Well, Intel is Intel, no comments..lol... 

Tagan and Corsair cost heavy on pocket but the users who use their products, hv a gr8 peace of mind dude, believe me..  tats y ppl who hv used them b4, recommend them to all.. 



> Sasta (cheap/unreliable products) roey (cry) baar baar ..Mehnga (costly) roey Ek baar..


 
=========

Cheers n e-peace....


----------



## j1n M@tt (Jun 22, 2009)

I think the Tagan and the Corsair are a little overkill for people in Kerala; the place in fully covered with lots of sub distributors below the main distributors like RP, Tirupati and all...dats y the price is so high. I hav not much of a problem b'coz I hav some hold at the sub distributors level....so my advice is to get these online from Lynx, IT Wares or from mediahome.in 

btw the Antec EA650 SLi costs the same as dat of Corsair VX550, it will be 4.8K + tax + shipping at Lynx. The GlacialPower GP-AL650AA would be more vfm and costs only 4.5k+shipping.


----------



## damngoodman999 (Jun 22, 2009)

getting Corsair TX650 will be future proof 

many of them are using HD 4870 crossfire on TX650


----------



## dOm1naTOr (Jun 22, 2009)

GP-AL650AA is almost as good or even better than a VX 550 in pure poerformance. Just have a look at h/wsecret reviews. VX is exceptionally good for its rated power, and so is the GP. Both even under heavily overloaded conditions squeezes 82%+ efficiency at acceptable noise.
And GP seems to have much more vfm than VX. GP AL650AA costs mere 4.8k.


----------



## hell_storm2006 (Jun 25, 2009)

Well the shipping to Kerala from Lynx would cost around 1.1K. That's a bit too high. You can get something better locally!


----------



## j1n M@tt (Jun 25, 2009)

^^even with 1.1K extra the AL650AA is cheaper than VX550


----------



## damngoodman999 (Jun 25, 2009)

But Vx550 is more power efficient than AL650AA !!


----------



## j1n M@tt (Jun 25, 2009)

AL650AA is one of the few PSUs that was reviewed by hardwaresecrets.com to hav 90% efficiency at normal loads, and at full load even when it was maxed out it had 82% efficiency. Isn't this enuf?!!


----------



## damngoodman999 (Jun 25, 2009)

its enough !! how about warranty in INDIA for Glacial tech ??


----------



## dOm1naTOr (Jun 26, 2009)

damngoodman999 said:


> But Vx550 is more power efficient than AL650AA !!

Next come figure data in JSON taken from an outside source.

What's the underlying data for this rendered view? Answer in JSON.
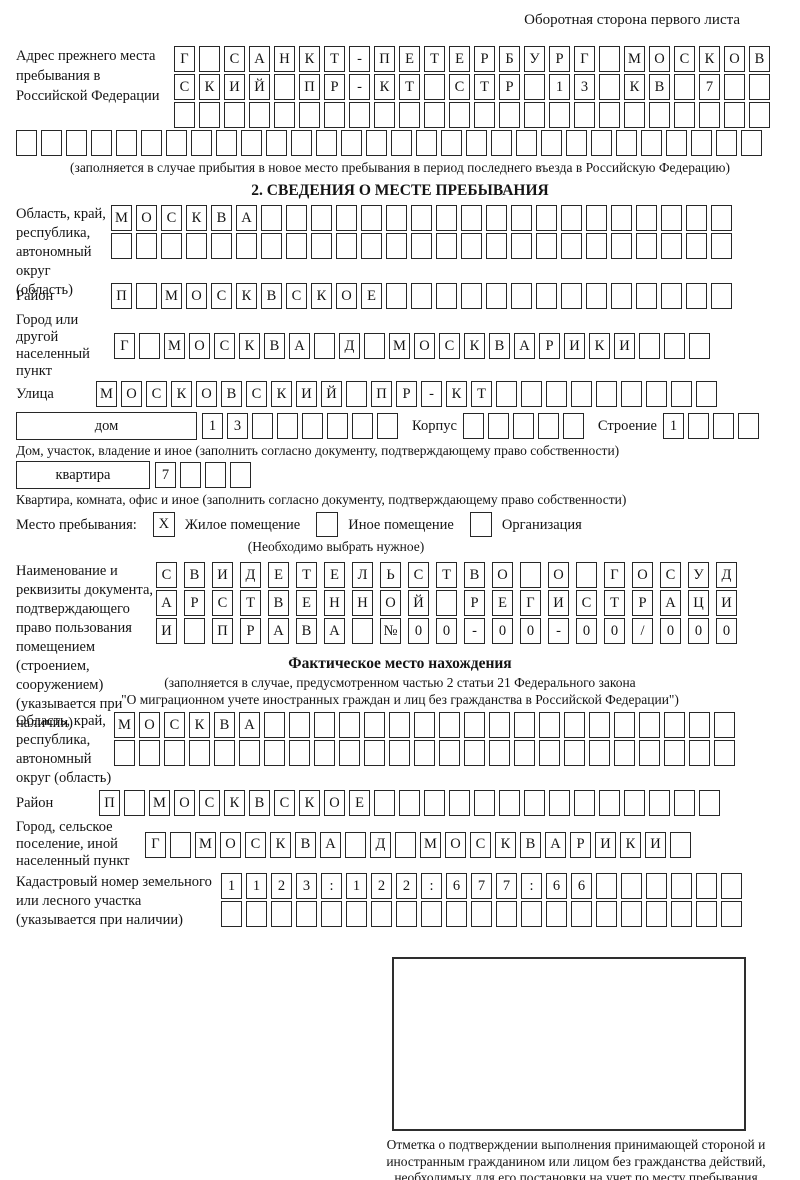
{
  "header": {
    "title": "Оборотная сторона первого листа"
  },
  "prev_address": {
    "label": "Адрес прежнего места пребывания в Российской Федерации",
    "row1": "Г_САНКТ-ПЕТЕРБУРГ_МОСКОВ",
    "row2": "СКИЙ_ПР-КТ_СТР_13_КВ_7__",
    "row3": "________________________",
    "row4": "______________________________",
    "note": "(заполняется в случае прибытия в новое место пребывания в период последнего въезда в Российскую Федерацию)"
  },
  "section2": {
    "title": "2. СВЕДЕНИЯ О МЕСТЕ ПРЕБЫВАНИЯ",
    "region": {
      "label": "Область, край, республика, автономный округ (область)",
      "row1": "МОСКВА___________________",
      "row2": "_________________________"
    },
    "district": {
      "label": "Район",
      "row1": "П_МОСКВСКОЕ______________"
    },
    "city": {
      "label": "Город или другой населенный пункт",
      "row1": "Г_МОСКВА_Д_МОСКВАРИКИ___"
    },
    "street": {
      "label": "Улица",
      "row1": "МОСКОВСКИЙ_ПР-КТ_________"
    },
    "house": {
      "box_label": "дом",
      "cells": "13______",
      "korpus_label": "Корпус",
      "korpus_cells": "_____",
      "stroenie_label": "Строение",
      "stroenie_cells": "1___",
      "note": "Дом, участок, владение и иное (заполнить согласно документу, подтверждающему право собственности)"
    },
    "apartment": {
      "box_label": "квартира",
      "cells": "7___",
      "note": "Квартира, комната, офис и иное (заполнить согласно документу, подтверждающему право собственности)"
    },
    "stay": {
      "label": "Место пребывания:",
      "options": [
        {
          "mark": "X",
          "label": "Жилое помещение"
        },
        {
          "mark": "",
          "label": "Иное помещение"
        },
        {
          "mark": "",
          "label": "Организация"
        }
      ],
      "note": "(Необходимо выбрать нужное)"
    },
    "document": {
      "label": "Наименование и реквизиты документа, подтверждающего право пользования помещением (строением, сооружением) (указывается при наличии)",
      "row1": "СВИДЕТЕЛЬСТВО_О_ГОСУД",
      "row2": "АРСТВЕННОЙ_РЕГИСТРАЦИ",
      "row3": "И_ПРАВА_№00-00-00/000"
    }
  },
  "actual_location": {
    "title": "Фактическое место нахождения",
    "note1": "(заполняется в случае, предусмотренном частью 2 статьи 21 Федерального закона",
    "note2": "\"О миграционном учете иностранных граждан и лиц без гражданства в Российской Федерации\")",
    "region": {
      "label": "Область, край, республика, автономный округ (область)",
      "row1": "МОСКВА___________________",
      "row2": "_________________________"
    },
    "district": {
      "label": "Район",
      "row1": "П_МОСКВСКОЕ______________"
    },
    "city": {
      "label": "Город, сельское поселение, иной населенный пункт",
      "row1": "Г_МОСКВА_Д_МОСКВАРИКИ_"
    },
    "cadastre": {
      "label": "Кадастровый номер земельного или лесного участка (указывается при наличии)",
      "row1": "1123:122:677:66______",
      "row2": "_____________________"
    }
  },
  "confirmation": {
    "caption": "Отметка о подтверждении выполнения принимающей стороной и иностранным гражданином или лицом без гражданства действий, необходимых для его постановки на учет по месту пребывания"
  }
}
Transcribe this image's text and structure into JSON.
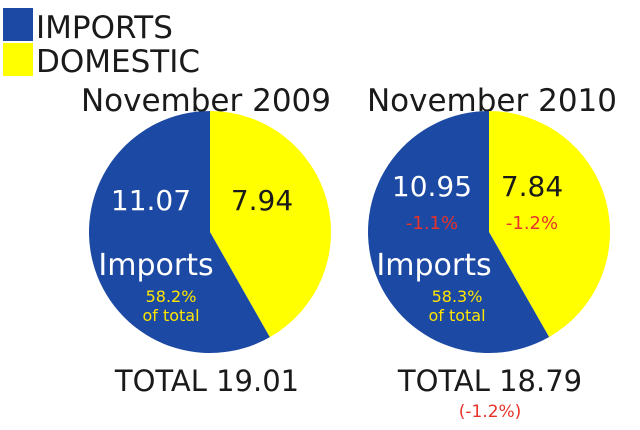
{
  "colors": {
    "imports": "#1c49a3",
    "domestic": "#ffff00",
    "text": "#1a1a1a",
    "white": "#ffffff",
    "negative": "#e8332a"
  },
  "chart_data": [
    {
      "type": "pie",
      "title": "November 2009",
      "series": [
        {
          "name": "IMPORTS",
          "value": 11.07,
          "label": "11.07",
          "change": ""
        },
        {
          "name": "DOMESTIC",
          "value": 7.94,
          "label": "7.94",
          "change": ""
        }
      ],
      "slice_name": "Imports",
      "share_pct": "58.2%",
      "share_note": "of total",
      "total_label": "TOTAL 19.01",
      "total_change": ""
    },
    {
      "type": "pie",
      "title": "November 2010",
      "series": [
        {
          "name": "IMPORTS",
          "value": 10.95,
          "label": "10.95",
          "change": "-1.1%"
        },
        {
          "name": "DOMESTIC",
          "value": 7.84,
          "label": "7.84",
          "change": "-1.2%"
        }
      ],
      "slice_name": "Imports",
      "share_pct": "58.3%",
      "share_note": "of total",
      "total_label": "TOTAL 18.79",
      "total_change": "(-1.2%)"
    }
  ],
  "legend": [
    {
      "label": "IMPORTS",
      "color": "#1c49a3"
    },
    {
      "label": "DOMESTIC",
      "color": "#ffff00"
    }
  ]
}
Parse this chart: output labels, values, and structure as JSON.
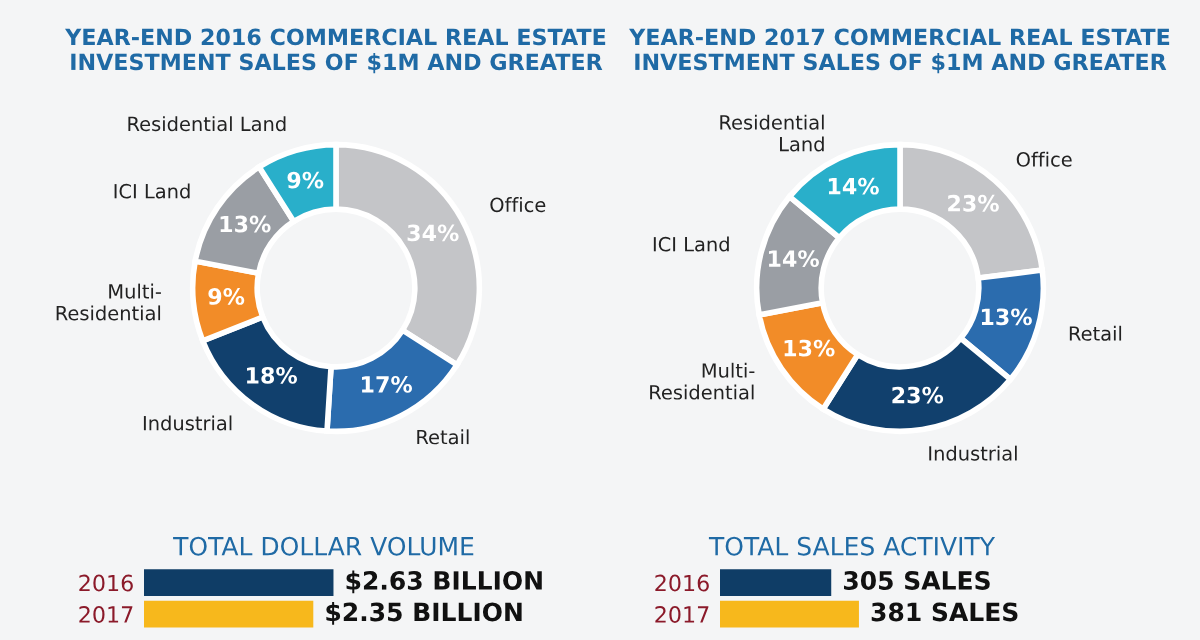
{
  "chart_data": [
    {
      "type": "donut",
      "title": "YEAR-END 2016 COMMERCIAL REAL ESTATE\nINVESTMENT SALES OF $1M AND GREATER",
      "categories": [
        "Office",
        "Retail",
        "Industrial",
        "Multi-\nResidential",
        "ICI Land",
        "Residential Land"
      ],
      "values": [
        34,
        17,
        18,
        9,
        13,
        9
      ],
      "value_labels": [
        "34%",
        "17%",
        "18%",
        "9%",
        "13%",
        "9%"
      ],
      "colors": [
        "#c4c5c8",
        "#2b6cae",
        "#11406d",
        "#f28c28",
        "#9a9ea4",
        "#29afca"
      ],
      "legend": false
    },
    {
      "type": "donut",
      "title": "YEAR-END 2017 COMMERCIAL REAL ESTATE\nINVESTMENT SALES OF $1M AND GREATER",
      "categories": [
        "Office",
        "Retail",
        "Industrial",
        "Multi-\nResidential",
        "ICI Land",
        "Residential\nLand"
      ],
      "values": [
        23,
        13,
        23,
        13,
        14,
        14
      ],
      "value_labels": [
        "23%",
        "13%",
        "23%",
        "13%",
        "14%",
        "14%"
      ],
      "colors": [
        "#c4c5c8",
        "#2b6cae",
        "#11406d",
        "#f28c28",
        "#9a9ea4",
        "#29afca"
      ],
      "legend": false
    },
    {
      "type": "bar",
      "orientation": "horizontal",
      "title": "TOTAL DOLLAR VOLUME",
      "categories": [
        "2016",
        "2017"
      ],
      "values": [
        2.63,
        2.35
      ],
      "value_labels": [
        "$2.63 BILLION",
        "$2.35 BILLION"
      ],
      "colors": [
        "#0f3d66",
        "#f7b81c"
      ],
      "tick_labels": "y",
      "legend": false,
      "grid": false
    },
    {
      "type": "bar",
      "orientation": "horizontal",
      "title": "TOTAL SALES ACTIVITY",
      "categories": [
        "2016",
        "2017"
      ],
      "values": [
        305,
        381
      ],
      "value_labels": [
        "305 SALES",
        "381 SALES"
      ],
      "colors": [
        "#0f3d66",
        "#f7b81c"
      ],
      "tick_labels": "y",
      "legend": false,
      "grid": false
    }
  ]
}
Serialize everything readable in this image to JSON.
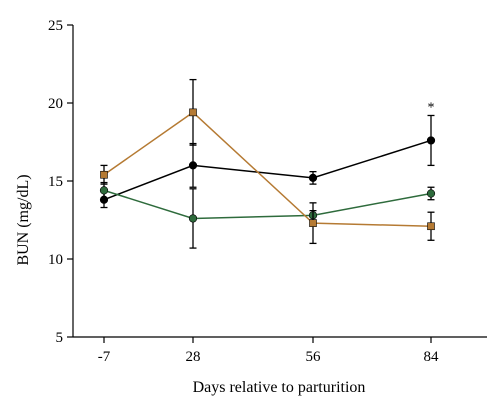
{
  "chart_data": {
    "type": "line",
    "xlabel": "Days relative to parturition",
    "ylabel": "BUN (mg/dL)",
    "categories": [
      "-7",
      "28",
      "56",
      "84"
    ],
    "ylim": [
      5,
      25
    ],
    "yticks": [
      5,
      10,
      15,
      20,
      25
    ],
    "grid": false,
    "series": [
      {
        "color": "#000000",
        "marker": "circle",
        "values": [
          13.8,
          16.0,
          15.2,
          17.6
        ],
        "error": [
          0.5,
          1.4,
          0.4,
          1.6
        ]
      },
      {
        "color": "#2e6b3c",
        "marker": "circle",
        "values": [
          14.4,
          12.6,
          12.8,
          14.2
        ],
        "error": [
          0.5,
          1.9,
          0.3,
          0.4
        ]
      },
      {
        "color": "#b57a33",
        "marker": "square",
        "values": [
          15.4,
          19.4,
          12.3,
          12.1
        ],
        "error": [
          0.6,
          2.1,
          1.3,
          0.9
        ]
      }
    ],
    "annotations": [
      {
        "text": "*",
        "category": "84"
      }
    ]
  }
}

Maybe in efficiency VX 550 leads by 1~2%. But what matters more isnt efficiency, but the load handling. VX 550 might handle some 650~670W at maximum overloaded conditions, while AL650AA handles 733W at max overloaded, and still 82% efficient.
Efficiency means the ratio of input AC power in Watts to the output DC power in Watts at any given time with ny load. The efficiency doesnt matter much, if the PSU can deliver more than enuf clean power, ie with minimum noise.

Noise levels of AL 650Aa or the VX is somewhat same.

Also remember Al 650AA is whole 1K cheaper. Its coz of the 3 yr warranty, while VX 550 has 5 yrs.


----------



## damngoodman999 (Jun 26, 2009)

what about the availability of GLACIAL TECH , i dont find over tamil nadu ??


----------



## dOm1naTOr (Jun 26, 2009)

try lynx-india. It in their site for 4.8k.


----------



## tarey_g (Jun 29, 2009)

I having hard time finding a good PSU for my system in Pune . 
Its a phenom II X3 720 with GTX 260, 1 hdd + 1 Optical drive + 4GB ram.

The best I am getting here is Tagan 500W, will it be sufficient for my rig?
How many variations of Tagan 500W PSU's are there in the market ?


----------



## damngoodman999 (Jun 29, 2009)

if u find tagan 600 that would be gr8


----------



## tarey_g (Jun 29, 2009)

^^ That's the problem, no one keeps tagan here and one shopkeeper has the 500W one and he refuses to order a 600W one.


----------



## damngoodman999 (Jun 29, 2009)

u get VX450 ??? there


----------



## mahesh (Jun 29, 2009)

got my psu today. Here are the sample pictures.

*img193.imageshack.us/i/image000f.jpg/
*img91.imageshack.us/i/image001www.jpg/
*img194.imageshack.us/i/image002o.jpg/
*img23.imageshack.us/i/image003dvt.jpg/
*img33.imageshack.us/i/image004p.jpg/


----------